Johnson managed to shake off flaws that would have brought many politicians down. He survived even after he was fined by police for attending a series of illegal parties in government buildings while Britain was under lockdown, until he finally resigned after many scandals.

Former Conservative leader Michael Howard has implored the party not to return to the “psychodrama” of the Johnson era.

Some Conservative lawmakers have even threatened to leave the party if Johnson becomes leader again.

The impact on international relations

The current political instability in the United Kingdom, a country that has always boasted of having “the mother of all Parliaments” (through the House of Commons), may also take its toll on its foreign relations.

Political scientist Andrew Mycock, from the University of Huddersfield, said “the UK’s declining role on the world stage is likely to increase” and there will be more uncertainty about “the economic and financial well-being of the country”.

As for the candidate best placed to calm markets, the expert said former Chancellor of the Exchequer Rishi Sunak is seen as perhaps “the candidate who can restore the UK’s economic reputation in terms of sound policy making.”

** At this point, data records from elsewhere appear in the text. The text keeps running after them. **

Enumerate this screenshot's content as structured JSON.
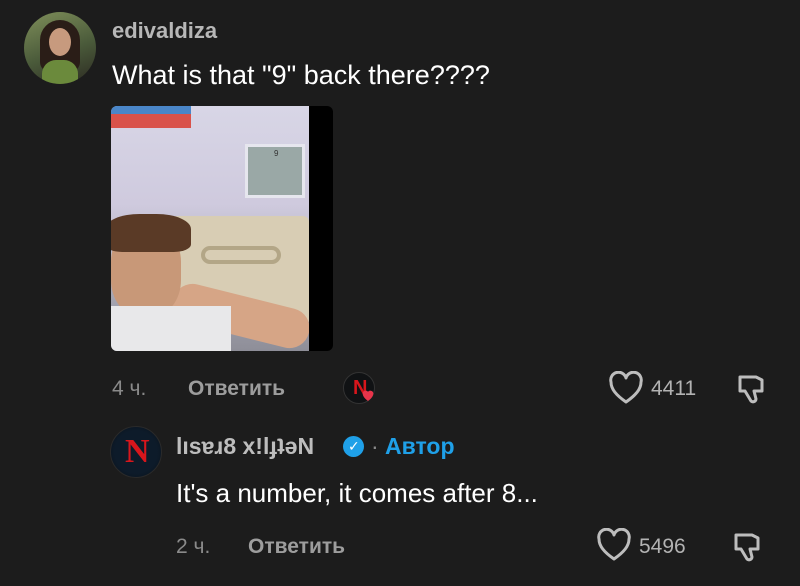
{
  "comment": {
    "username": "edivaldiza",
    "text": "What is that \"9\" back there????",
    "photo_door_number": "9",
    "time": "4 ч.",
    "reply_label": "Ответить",
    "likes": "4411"
  },
  "reply": {
    "username": "lısɐɹ8 x!lɟʇəN",
    "separator": "·",
    "author_tag": "Автор",
    "text": "It's a number, it comes after 8...",
    "time": "2 ч.",
    "reply_label": "Ответить",
    "likes": "5496"
  },
  "colors": {
    "background": "#1c1c1c",
    "author_accent": "#1fa0e8",
    "netflix_red": "#d8161c",
    "heart_badge": "#e8344a"
  },
  "icons": {
    "like": "heart-outline-icon",
    "dislike": "thumbs-down-icon",
    "verified": "verified-check-icon",
    "creator_like": "creator-liked-heart-icon"
  }
}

Like schoolchildren in a state of permanent rebellion, British Conservative MPs are once again looking for a new leader who will allow them to remain in power after the 2024 elections, despite the deep divisions in which the party is mired and the crisis over the running through the UK.

The rebellion of the “herd”, as former Prime Minister Boris Johnson defined the “Tory” deputies, comes at a time of a difficult economic crisis in the country, with year-on-year inflation of 10%, the increase in prices energy prices, rising interest rates and an impending recession.